— Я не бродяга, я лорд Эрик, — выговорил я как можно напористее, но голос прозвучал так, будто я сам не очень-то верил в сказанное. Я не собирался ничего просить у собственного виллана! Напротив, пришел получить мне причитающуюся службу. Почему же голос у меня вопросительно дрожал, как у нищего?
— Лорд Эрик умер, — фыркнул в ответ виллан. — Ты мне будешь тут заливать, оборванец! Я сам по нему заупокойную слушал. Постыдился бы покойного задевать! Сейчас возьму кнута хорошего и покажу тебе лорда Эрика!
Я так и задохнулся. На краткий миг моя прежняя рыцарская надменность ударила в кровь; я яростно выругался — по ходу дела понимая, что у мельника ведь в самом деле есть свой резон. С чего бы ему верить кому попало?
— Якоб, — снова сказал я твердо и на мой слух — убедительно. — Я не умер. Тебя обманули. Просто меня держали в плену, а теперь я убежал. Мне нужна лошадь.
Вот лошадь я зря упомянул! Виллан, казалось бы, уже начал меня слушать… Но стоило заикнуться о том, что мне что-то нужно, и все его сомнения лопнули, как проколотый пузырь.

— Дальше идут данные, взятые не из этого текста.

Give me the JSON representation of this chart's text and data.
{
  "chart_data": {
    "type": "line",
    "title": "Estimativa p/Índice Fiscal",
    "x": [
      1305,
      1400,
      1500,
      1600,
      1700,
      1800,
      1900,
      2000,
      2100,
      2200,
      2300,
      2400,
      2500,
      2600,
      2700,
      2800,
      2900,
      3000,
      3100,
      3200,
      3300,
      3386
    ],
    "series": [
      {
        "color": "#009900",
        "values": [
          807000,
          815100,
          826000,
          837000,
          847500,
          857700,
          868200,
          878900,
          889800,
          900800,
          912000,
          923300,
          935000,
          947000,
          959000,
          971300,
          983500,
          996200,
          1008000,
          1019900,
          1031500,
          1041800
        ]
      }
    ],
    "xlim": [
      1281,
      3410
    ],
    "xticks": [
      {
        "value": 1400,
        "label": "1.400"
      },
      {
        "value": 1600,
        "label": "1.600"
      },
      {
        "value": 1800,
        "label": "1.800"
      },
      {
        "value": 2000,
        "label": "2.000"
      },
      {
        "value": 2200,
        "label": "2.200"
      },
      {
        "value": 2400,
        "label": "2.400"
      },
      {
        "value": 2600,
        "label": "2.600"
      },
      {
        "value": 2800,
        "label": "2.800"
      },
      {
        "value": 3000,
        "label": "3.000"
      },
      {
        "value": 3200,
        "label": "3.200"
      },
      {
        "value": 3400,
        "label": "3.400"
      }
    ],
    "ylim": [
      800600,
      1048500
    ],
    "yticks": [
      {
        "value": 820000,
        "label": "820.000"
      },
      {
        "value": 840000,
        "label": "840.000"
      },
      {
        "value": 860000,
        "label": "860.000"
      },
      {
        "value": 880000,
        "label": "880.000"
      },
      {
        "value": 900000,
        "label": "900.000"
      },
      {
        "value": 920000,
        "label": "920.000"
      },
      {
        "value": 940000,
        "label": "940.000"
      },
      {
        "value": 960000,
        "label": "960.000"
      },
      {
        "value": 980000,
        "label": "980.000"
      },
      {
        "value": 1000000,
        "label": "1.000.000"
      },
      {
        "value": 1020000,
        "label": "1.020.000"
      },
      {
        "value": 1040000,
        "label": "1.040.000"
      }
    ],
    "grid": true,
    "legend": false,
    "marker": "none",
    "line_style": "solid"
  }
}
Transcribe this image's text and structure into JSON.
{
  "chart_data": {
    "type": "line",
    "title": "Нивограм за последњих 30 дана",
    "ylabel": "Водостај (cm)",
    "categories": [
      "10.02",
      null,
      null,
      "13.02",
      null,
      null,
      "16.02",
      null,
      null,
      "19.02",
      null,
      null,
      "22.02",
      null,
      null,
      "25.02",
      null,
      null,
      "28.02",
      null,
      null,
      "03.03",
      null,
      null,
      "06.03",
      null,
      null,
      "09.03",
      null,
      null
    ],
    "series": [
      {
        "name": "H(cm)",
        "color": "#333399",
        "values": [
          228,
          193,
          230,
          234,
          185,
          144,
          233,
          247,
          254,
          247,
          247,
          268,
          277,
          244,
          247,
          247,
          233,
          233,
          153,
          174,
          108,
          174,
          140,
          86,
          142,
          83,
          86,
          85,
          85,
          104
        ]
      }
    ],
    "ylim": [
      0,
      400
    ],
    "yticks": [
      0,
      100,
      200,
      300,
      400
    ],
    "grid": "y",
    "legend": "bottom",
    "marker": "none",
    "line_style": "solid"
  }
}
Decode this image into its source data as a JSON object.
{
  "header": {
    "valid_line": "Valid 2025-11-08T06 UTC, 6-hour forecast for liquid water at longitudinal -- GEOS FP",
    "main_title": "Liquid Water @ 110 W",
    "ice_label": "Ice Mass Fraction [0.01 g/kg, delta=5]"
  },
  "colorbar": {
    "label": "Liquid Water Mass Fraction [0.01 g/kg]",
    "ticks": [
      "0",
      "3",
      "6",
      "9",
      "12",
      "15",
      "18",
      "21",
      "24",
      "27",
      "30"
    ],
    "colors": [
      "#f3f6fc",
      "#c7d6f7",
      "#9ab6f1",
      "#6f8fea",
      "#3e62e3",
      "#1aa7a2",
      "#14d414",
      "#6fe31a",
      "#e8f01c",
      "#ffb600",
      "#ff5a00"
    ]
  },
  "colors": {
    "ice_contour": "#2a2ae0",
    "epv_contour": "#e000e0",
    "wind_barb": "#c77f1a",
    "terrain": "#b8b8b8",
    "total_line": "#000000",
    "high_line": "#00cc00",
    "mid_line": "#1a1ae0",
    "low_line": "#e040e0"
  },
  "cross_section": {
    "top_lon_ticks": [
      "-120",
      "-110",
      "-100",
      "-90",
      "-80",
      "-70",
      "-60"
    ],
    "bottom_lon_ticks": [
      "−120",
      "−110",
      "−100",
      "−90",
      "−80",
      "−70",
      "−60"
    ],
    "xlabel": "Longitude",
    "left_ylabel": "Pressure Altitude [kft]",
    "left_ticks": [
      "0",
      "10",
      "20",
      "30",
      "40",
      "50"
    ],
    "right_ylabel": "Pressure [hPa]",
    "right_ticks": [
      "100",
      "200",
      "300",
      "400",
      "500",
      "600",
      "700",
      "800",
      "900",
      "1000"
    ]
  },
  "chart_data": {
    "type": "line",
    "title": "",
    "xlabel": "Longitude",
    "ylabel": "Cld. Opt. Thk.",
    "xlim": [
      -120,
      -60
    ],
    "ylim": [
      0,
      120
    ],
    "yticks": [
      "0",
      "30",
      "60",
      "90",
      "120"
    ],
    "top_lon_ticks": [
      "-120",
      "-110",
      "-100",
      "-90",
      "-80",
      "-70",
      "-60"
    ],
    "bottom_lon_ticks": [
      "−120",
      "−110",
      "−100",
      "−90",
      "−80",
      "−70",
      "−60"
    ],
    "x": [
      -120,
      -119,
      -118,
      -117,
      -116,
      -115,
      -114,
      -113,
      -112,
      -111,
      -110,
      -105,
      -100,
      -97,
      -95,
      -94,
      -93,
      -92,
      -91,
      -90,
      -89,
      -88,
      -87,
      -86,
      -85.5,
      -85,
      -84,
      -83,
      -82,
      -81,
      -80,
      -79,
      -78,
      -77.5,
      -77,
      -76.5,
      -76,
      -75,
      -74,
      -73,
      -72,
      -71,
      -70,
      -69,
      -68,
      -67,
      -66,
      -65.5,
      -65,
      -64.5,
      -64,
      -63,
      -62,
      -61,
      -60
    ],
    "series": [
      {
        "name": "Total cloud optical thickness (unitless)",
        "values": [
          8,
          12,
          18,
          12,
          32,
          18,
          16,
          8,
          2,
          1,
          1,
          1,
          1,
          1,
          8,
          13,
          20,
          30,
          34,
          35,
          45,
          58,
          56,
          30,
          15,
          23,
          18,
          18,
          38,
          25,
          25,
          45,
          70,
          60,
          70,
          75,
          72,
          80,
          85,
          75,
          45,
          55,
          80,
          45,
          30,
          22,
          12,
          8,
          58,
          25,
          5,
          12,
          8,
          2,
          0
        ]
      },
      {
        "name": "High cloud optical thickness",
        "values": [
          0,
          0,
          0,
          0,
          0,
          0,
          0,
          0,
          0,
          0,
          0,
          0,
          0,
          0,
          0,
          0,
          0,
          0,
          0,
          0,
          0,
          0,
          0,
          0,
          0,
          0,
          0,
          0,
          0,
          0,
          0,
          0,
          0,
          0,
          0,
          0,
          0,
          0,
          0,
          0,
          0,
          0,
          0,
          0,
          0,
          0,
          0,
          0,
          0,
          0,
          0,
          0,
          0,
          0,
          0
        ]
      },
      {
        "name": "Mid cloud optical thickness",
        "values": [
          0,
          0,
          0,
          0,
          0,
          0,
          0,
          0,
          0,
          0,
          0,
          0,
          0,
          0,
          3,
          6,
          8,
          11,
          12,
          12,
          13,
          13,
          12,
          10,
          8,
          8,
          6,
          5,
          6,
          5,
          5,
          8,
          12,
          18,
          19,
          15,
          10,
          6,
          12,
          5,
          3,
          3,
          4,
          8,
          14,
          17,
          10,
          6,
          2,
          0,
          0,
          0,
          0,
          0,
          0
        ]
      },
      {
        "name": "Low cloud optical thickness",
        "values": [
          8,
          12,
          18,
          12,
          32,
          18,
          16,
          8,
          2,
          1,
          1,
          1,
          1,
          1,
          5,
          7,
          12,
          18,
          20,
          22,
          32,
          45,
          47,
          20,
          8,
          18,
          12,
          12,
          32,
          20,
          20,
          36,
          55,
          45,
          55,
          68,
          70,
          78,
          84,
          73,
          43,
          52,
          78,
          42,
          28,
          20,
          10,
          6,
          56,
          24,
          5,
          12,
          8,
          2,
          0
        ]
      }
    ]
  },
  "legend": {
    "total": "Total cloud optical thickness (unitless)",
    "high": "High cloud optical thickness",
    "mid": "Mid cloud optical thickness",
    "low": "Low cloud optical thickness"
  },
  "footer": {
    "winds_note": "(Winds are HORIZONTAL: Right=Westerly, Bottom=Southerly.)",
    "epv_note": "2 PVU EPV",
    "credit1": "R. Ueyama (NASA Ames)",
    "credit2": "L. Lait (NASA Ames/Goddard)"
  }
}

— Лошадь тебе? — насмешливо перебил он. — А еще чего? Может, свинку-другую? Или пару гусей? Пошел бы ты, лорд Эрик с того света… — Тут он употребил выражение со значением «очень далеко». — А то познакомишься с моими псами. И прямо сейчас! Давай, проваливай, или я открываю ворота!
Псы вертелись у ног хозяина и скалили зубы; стоило ему повысить голос, как кобели тоже залаяли — по-настоящему, лязгая зубами и втягивая воздух с глухим ворчанием. Так собака лает, только если хочет порвать. Я не помнил псов по именам — а если бы и помнил, думаю, они не вняли бы; должно быть, в плену мой запах настолько изменился, став запахом смерти, что они и правда не узнавали меня. С ощущением, что я как будто еще раз проиграл Этельреду поединок, я поднялся не без труда и заковылял по наезженной телегами дороге. Можно было оставаться на месте, настаивать и просить. Но я почему-то не мог. Гордецом… Я оставался еще и гордецом. Насколько это возможно проявлять в таком положении.
Я не смог далеко отойти от деревни, так сильно устал. В какой-то момент мне стало уже все равно. Я не желал ни в монастырь, ни даже просто под крышу — только лечь и не шевелиться. Добравшись до края леса — в деревню идти не хотелось и не моглось — я на четвереньках отполз от дороги, улегся на землю у ствола чего-то развесистого, наверное, дуба, и уснул. Как в самые мои больные дни, просто наступила темнота. Я едва успел прочесть «Отче наш» — и разум мой задули, как свечку.
А проснулся я от жары (хотя засыпал, дрожа), от яркого света прямо в лицо — и от чьего-то внимательного взгляда. Оказывается, в темноте я выбрал неудачное место для сна: на открытой полянке, в шаге от мягкой подстилки мха, среди листьев земляники. Дерево надо мной в самом деле было дубом. Солнце светило со стороны деревни, а не леса, так что слепило меня; щека, которой я спал вверх, слегка обгорела, а щека, которой я спал вниз, хранила узор мелких веточек и травок. Рядом на корточках сидел крохотный беловолосый мальчик и смотрел на меня, как на спящего медведя.